In the early stages, technologies may be applied in clinical scenarios that are not entirely suitable. At this stage, investors should identify application scenarios that truly address clinical needs. As the technology matures, the corresponding application scenarios become more refined, thereby enhancing product value and expanding market potential.


Next is the commercial outlook, which mainly includes the status of clinical application scenarios, market size, competitive landscape, and business model.


The first point is the status of clinical application scenarios, namely whether this innovative product truly addresses clinical problems, whether it is the best solution currently available on the market, and whether it meets an essential clinical need.


The second point is market size, which requires data support. Such data include the total number of patients, the proportion of patients eligible for treatment with the product, post-treatment outcomes, whether patients receive care at large hospitals or small hospitals, the achievable market penetration rate of the product, and the presence of competitors, among other factors.


The third point is the competitive landscape, which primarily includes diagnostic and therapeutic approaches for innovative products, benchmarking of comparable measures, and product development progress.


The fourth point is the business model. The primary consideration is the product’s application scope—whether it is consumer-facing (ToC) or business-facing (ToB). Next, determine the paying party, such as hospitals, insurance companies, or individuals. Then, address clinical pricing, i.e., how the product should be priced. Finally, consider scalability costs, specifically whether the product can generate sustained and stable revenue.


Finally, the likelihood of success is evaluated primarily across three dimensions: product feasibility, team capabilities, and market potential.


The first factor is the feasibility of product realization. In short, this refers to whether an innovative product can successfully transition from the laboratory to the market, encompassing design outputs, prototyping, manufacturing, and compliance with regulatory requirements.


The second factor is team capability. First, can the team withstand pressure and ensure the company’s survival? Second, does the team possess innovation capabilities? Since no one is born knowing how to operate a business—entrepreneurs all start from scratch—innovation is crucial. Finally, does the team have efficient execution skills to rapidly implement initiatives?
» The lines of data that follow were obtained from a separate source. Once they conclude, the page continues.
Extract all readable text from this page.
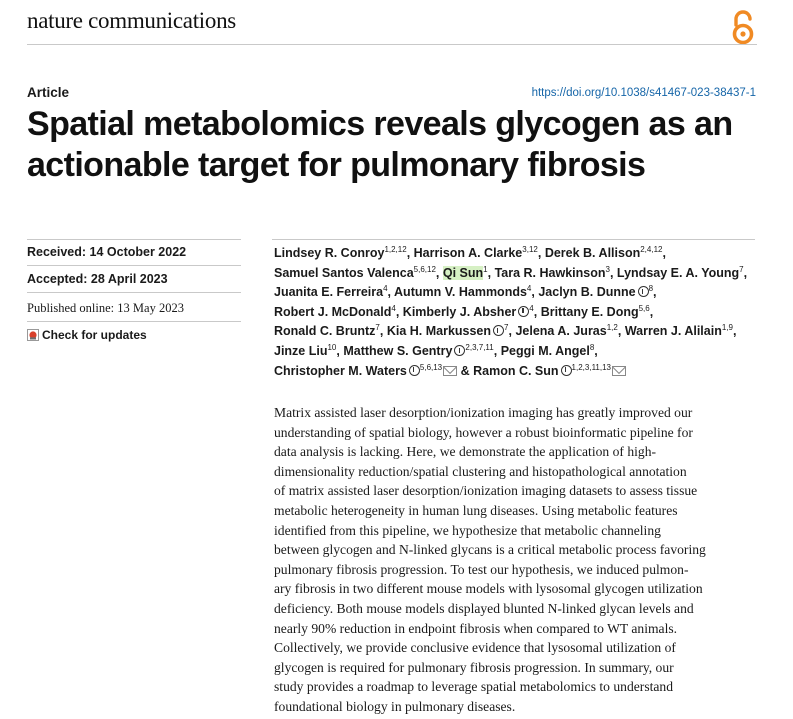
nature communications
Article	https://doi.org/10.1038/s41467-023-38437-1
Spatial metabolomics reveals glycogen as an
actionable target for pulmonary fibrosis
Received: 14 October 2022
Accepted: 28 April 2023
Published online: 13 May 2023
Check for updates
Lindsey R. Conroy$^{1,2,12}$, Harrison A. Clarke$^{3,12}$, Derek B. Allison$^{2,4,12}$,
Samuel Santos Valenca$^{5,6,12}$, Qi Sun$^1$, Tara R. Hawkinson$^3$, Lyndsay E. A. Young$^7$,
Juanita E. Ferreira$^4$, Autumn V. Hammonds$^4$, Jaclyn B. Dunne $^8$,
Robert J. McDonald$^4$, Kimberly J. Absher $^4$, Brittany E. Dong$^{5,6}$,
Ronald C. Bruntz$^7$, Kia H. Markussen $^7$, Jelena A. Juras$^{1,2}$, Warren J. Alilain$^{1,9}$,
Jinze Liu$^{10}$, Matthew S. Gentry $^{2,3,7,11}$, Peggi M. Angel$^8$,
Christopher M. Waters $^{5,6,13}$ & Ramon C. Sun $^{1,2,3,11,13}$
Matrix assisted laser desorption/ionization imaging has greatly improved our
understanding of spatial biology, however a robust bioinformatic pipeline for
data analysis is lacking. Here, we demonstrate the application of high-
dimensionality reduction/spatial clustering and histopathological annotation
of matrix assisted laser desorption/ionization imaging datasets to assess tissue
metabolic heterogeneity in human lung diseases. Using metabolic features
identified from this pipeline, we hypothesize that metabolic channeling
between glycogen and N-linked glycans is a critical metabolic process favoring
pulmonary fibrosis progression. To test our hypothesis, we induced pulmon-
ary fibrosis in two different mouse models with lysosomal glycogen utilization
deficiency. Both mouse models displayed blunted N-linked glycan levels and
nearly 90% reduction in endpoint fibrosis when compared to WT animals.
Collectively, we provide conclusive evidence that lysosomal utilization of
glycogen is required for pulmonary fibrosis progression. In summary, our
study provides a roadmap to leverage spatial metabolomics to understand
foundational biology in pulmonary diseases.
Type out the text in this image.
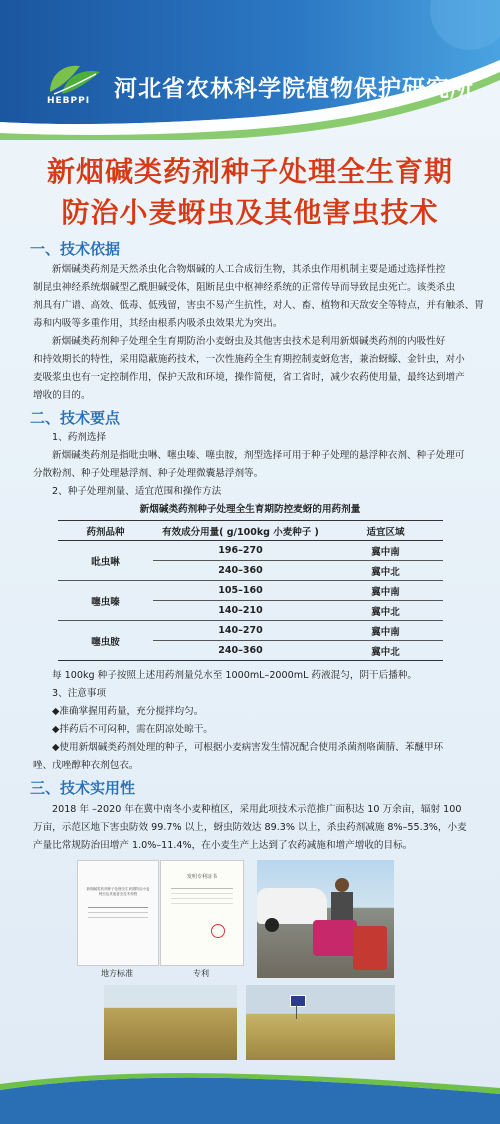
HEBPPI 河北省农林科学院植物保护研究所
新烟碱类药剂种子处理全生育期
防治小麦蚜虫及其他害虫技术
一、技术依据
新烟碱类药剂是天然杀虫化合物烟碱的人工合成衍生物，其杀虫作用机制主要是通过选择性控
制昆虫神经系统烟碱型乙酰胆碱受体，阻断昆虫中枢神经系统的正常传导而导致昆虫死亡。该类杀虫
剂具有广谱、高效、低毒、低残留，害虫不易产生抗性，对人、畜、植物和天敌安全等特点，并有触杀、胃
毒和内吸等多重作用，其经由根系内吸杀虫效果尤为突出。
新烟碱类药剂种子处理全生育期防治小麦蚜虫及其他害虫技术是利用新烟碱类药剂的内吸性好
和持效期长的特性，采用隐蔽施药技术，一次性施药全生育期控制麦蚜危害，兼治蚜蠓、金针虫，对小
麦吸浆虫也有一定控制作用，保护天敌和环境，操作简便，省工省时，减少农药使用量，最终达到增产
增收的目的。
二、技术要点
1、药剂选择
新烟碱类药剂是指吡虫啉、噻虫嗪、噻虫胺，剂型选择可用于种子处理的悬浮种衣剂、种子处理可
分散粉剂、种子处理悬浮剂、种子处理微囊悬浮剂等。
2、种子处理剂量、适宜范围和操作方法
新烟碱类药剂种子处理全生育期防控麦蚜的用药剂量
药剂品种	有效成分用量( g/100kg 小麦种子 )	适宜区域
吡虫啉	196–270	冀中南
	240–360	冀中北
噻虫嗪	105–160	冀中南
	140–210	冀中北
噻虫胺	140–270	冀中南
	240–360	冀中北
每 100kg 种子按照上述用药剂量兑水至 1000mL–2000mL 药液混匀，阴干后播种。
3、注意事项
◆准确掌握用药量，充分搅拌均匀。
◆拌药后不可闷种，需在阴凉处晾干。
◆使用新烟碱类药剂处理的种子，可根据小麦病害发生情况配合使用杀菌剂咯菌腈、苯醚甲环
唑、戊唑醇种衣剂包衣。
三、技术实用性
2018 年 –2020 年在冀中南冬小麦种植区，采用此项技术示范推广面积达 10 万余亩，辐射 100
万亩，示范区地下害虫防效 99.7% 以上，蚜虫防效达 89.3% 以上，杀虫药剂减施 8%–55.3%，小麦
产量比常规防治田增产 1.0%–11.4%，在小麦生产上达到了农药减施和增产增收的目标。
新烟碱类药剂种子处理全生育期防治小麦蚜虫及其他害虫技术规程
地方标准
发明专利证书
专利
Finally, whether the team can demonstrate tolerance and understanding is crucial. Challenges are inevitable during the entrepreneurial journey, and divergences in corporate strategic direction often arise. Conflicts are particularly prone to emerge during profit distribution. In such circumstances, a team equipped with inclusivity and empathy can effectively resolve these disputes, thereby propelling the enterprise toward greater long-term success.


The third is the market. Everyone feels that the process of creating a product is the most difficult, so when they get the registration certificate from the NMPA, many people breathe a sigh of relief. However, in reality, this only completes two-thirds of the journey; the remaining one-third is even more challenging, which involves how to commercialize the product.


One of the core competencies is marketing, which involves laying the groundwork for sales channels, establishing a nationwide sales network, and assessing whether the team possesses long-term vision and strategic foresight in market positioning.


Subsequently, the focus shifts to building a sales system with a growth trajectory—specifically, how to ensure stable, long-term profitability once the product is officially launched. This is critical not only for the sustained production of the product but also serves as a key factor determining whether a startup can achieve long-term success.